Kesimpulan ini sepenuhnya benar. Origenes tidak boleh dicurigai memiliki pemahaman materialistis tentang hakikat jiwa. Teks-teks tersebut, yang ekspresinya tidak jelas dan menyedihkan, menceritakan kisah yang sangat berbeda. Sebagaimana diketahui, bagi Origenes seluruh tatanan dunia nyata adalah hasil dari kejatuhan roh-roh sebelum masa damai. Saat terjatuh, mereka memakai tubuh masing-masing. Hanya Keilahian Tritunggal Mahakudus yang tidak berubah. Hanya itu yang mutlak dan tidak berwujud. Segala sesuatu yang lain memiliki cangkang tubuh yang kurang lebih kasar. Dalam sistem Origen tidak ada satu pun makhluk utuh yang sepenuhnya bebas dari jasmani. Bagaimanapun, bahkan bintang-bintangnya adalah cangkang material dari roh-roh tertentu. Oleh karena itu, beliau mengatakan: “pada kenyataannya, alam rasional (malaikat) tidak pernah hidup dan tidak hidup tanpa materi. karena. arr. memang benar mereka menganggap hanya Tritunggal Mahakudus yang mempunyai keuntungan hidup bebas”553. Atau: “hanya milik Hakikat Ilahi, yakni milik Bapa, Putra dan Roh Kudus, yang mempunyai kemungkinan keberadaan di luar zat material apa pun, dan sedemikian rupa sehingga tidak ada unsur duniawi yang masuk ke dalamnya”554.
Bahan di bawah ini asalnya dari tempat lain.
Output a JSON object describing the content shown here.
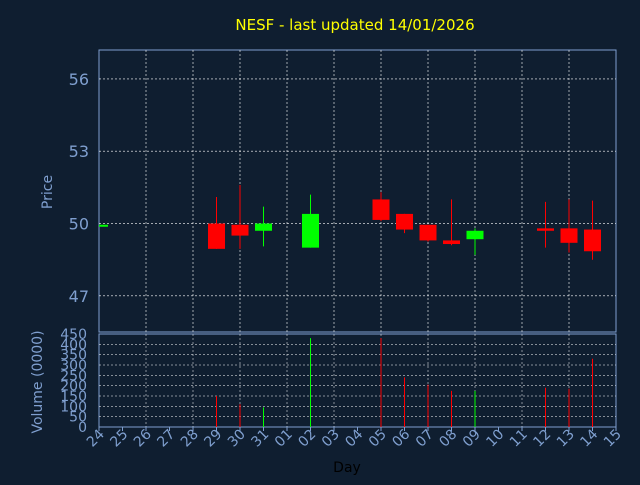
{
  "chart_data": [
    {
      "type": "candlestick",
      "title": "NESF - last updated 14/01/2026",
      "ylabel": "Price",
      "ylim": [
        45.5,
        57.2
      ],
      "y_ticks": [
        47,
        50,
        53,
        56
      ],
      "x_tick_labels": [
        "24",
        "25",
        "26",
        "27",
        "28",
        "29",
        "30",
        "31",
        "01",
        "02",
        "03",
        "04",
        "05",
        "06",
        "07",
        "08",
        "09",
        "10",
        "11",
        "12",
        "13",
        "14",
        "15"
      ],
      "grid": true,
      "colors": {
        "up": "#00ff00",
        "down": "#ff0000",
        "flat": "#00ff00",
        "title": "#ffff00",
        "axis_text": "#7f9fcf",
        "grid": "#ffffff"
      },
      "candles": [
        {
          "day": "24",
          "open": 49.95,
          "high": 49.95,
          "low": 49.95,
          "close": 49.95
        },
        {
          "day": "29",
          "open": 50.0,
          "high": 51.1,
          "low": 48.95,
          "close": 48.95
        },
        {
          "day": "30",
          "open": 49.95,
          "high": 51.6,
          "low": 48.95,
          "close": 49.5
        },
        {
          "day": "31",
          "open": 49.7,
          "high": 50.7,
          "low": 49.05,
          "close": 50.0
        },
        {
          "day": "02",
          "open": 49.0,
          "high": 51.2,
          "low": 49.0,
          "close": 50.4
        },
        {
          "day": "05",
          "open": 51.0,
          "high": 51.3,
          "low": 50.1,
          "close": 50.15
        },
        {
          "day": "06",
          "open": 50.4,
          "high": 50.4,
          "low": 49.6,
          "close": 49.75
        },
        {
          "day": "07",
          "open": 49.95,
          "high": 49.95,
          "low": 49.25,
          "close": 49.3
        },
        {
          "day": "08",
          "open": 49.3,
          "high": 51.0,
          "low": 49.1,
          "close": 49.15
        },
        {
          "day": "09",
          "open": 49.35,
          "high": 49.8,
          "low": 48.7,
          "close": 49.7
        },
        {
          "day": "12",
          "open": 49.8,
          "high": 50.9,
          "low": 49.0,
          "close": 49.7
        },
        {
          "day": "13",
          "open": 49.8,
          "high": 51.0,
          "low": 48.8,
          "close": 49.2
        },
        {
          "day": "14",
          "open": 49.75,
          "high": 50.95,
          "low": 48.5,
          "close": 48.85
        }
      ]
    },
    {
      "type": "bar",
      "xlabel": "Day",
      "ylabel": "Volume (0000)",
      "ylim": [
        0,
        450
      ],
      "y_ticks": [
        0,
        50,
        100,
        150,
        200,
        250,
        300,
        350,
        400,
        450
      ],
      "categories": [
        "29",
        "30",
        "31",
        "02",
        "05",
        "06",
        "07",
        "08",
        "09",
        "12",
        "13",
        "14"
      ],
      "values": [
        150,
        110,
        95,
        430,
        430,
        240,
        205,
        175,
        175,
        190,
        185,
        330
      ],
      "bar_colors": [
        "down",
        "down",
        "up",
        "up",
        "down",
        "down",
        "down",
        "down",
        "up",
        "down",
        "down",
        "down"
      ]
    }
  ]
}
Oleh karena itu, semua teks yang tampaknya meragukan harus dipahami secara tepat seperti yang disebutkan di atas. Dengan kata lain, jiwa itu sendiri merupakan substansi yang sama sekali tidak bersifat materi, namun, ketika jatuh dari ketinggian pra-duniawinya, ketika ia jatuh, ia mengenakan daging ini atau itu, dan dalam keadaannya yang sekarang ia tidak mungkin ada. disajikan tanpa cangkang tubuh. Dari sini ada kesimpulan lain: segala sesuatu yang bersifat materi dianimasikan, tetapi hakikat jiwa bersifat spiritual, dan sama sekali bukan materi.

2. Asal usul jiwa

Origenes pada titik ini dalam sistemnya memasuki sejarah pemikiran Kristen dengan reputasi yang kuat sebagai pendukung pra-eksistensi, pra-eksistensi jiwa. Banyak teks yang membicarakan hal ini. Namun, sebelum menguraikan jalan pemikirannya dan ajarannya sendiri, harus dikatakan bahwa dalam hal ini dia sangat berhati-hati; dia berbicara secara hipotetis, menunjukkan bahwa tidak ada doktrin gereja yang benar-benar tidak dapat disangkal tentang asal usul jiwa.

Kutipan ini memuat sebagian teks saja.